Inui is a humble personality who has expressed extreme discomfort at being in the middle of this fight, but he admitted that when parents informed him of what they’d been told, it angered him.
“None of this is prompted by me wanting to leave the position. They dissolved the position,” Inui said. “I sent an email asking the school and district administrators who had been saying that to stop misrepresenting that part of this.”
The district and principal Salas did not respond to questions about why some parents were told Inui left of his own accord.
The district has continued to say there are no plans to phase out CIC or to make major changes to the program, but—even if that’s true—the district has lost any credibility on the topic, some teachers said.
“Parents asked me what we’d heard, and I said that it was very clear to us that they were going to change it into a regular pathway and remove its magnet status,” said Adler, the longtime CIC teacher. “If that’s not what they were intending, then the communication was really, really bad because it was super, super clear to every teacher in those meetings that’s what they were talking about.”

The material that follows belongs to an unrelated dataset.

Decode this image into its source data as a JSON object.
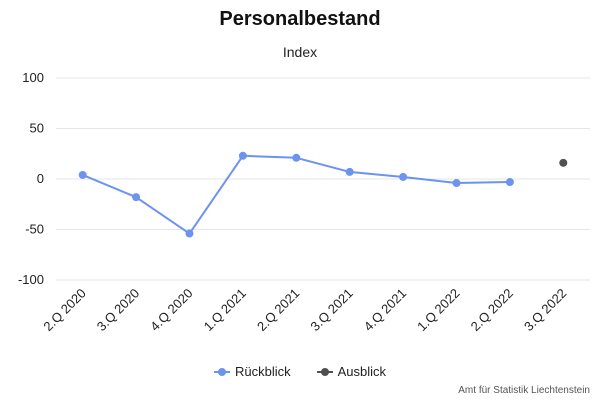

Outsiders, too, have recently criticized the district for unclear communications. In an audit, the National School Public Relations Association said communication breakdowns across different levels are common, with employees frustrated by an inability to influence district leaders and “a feeling among staff members that central office decisions were not communicated down to school administrators and teachers in a timely manner.”
Whatever happens next, parents involved in the school board rally and online petition say they won’t stop until they’re confident CIC is protected, Inui is restored to his position, and they get some kind of explanation.
Former superintendent Cohn said he hopes the district will do right by its premier school. He called on Baker and other top-level staff to embrace “overwhelming transparency” in explaining whatever happened.
“I don’t want to armchair quarterback a place I’ve been gone from for almost 20 years,” he said. “But clearly someone poked the bear or, in this case, the Jackrabbit.”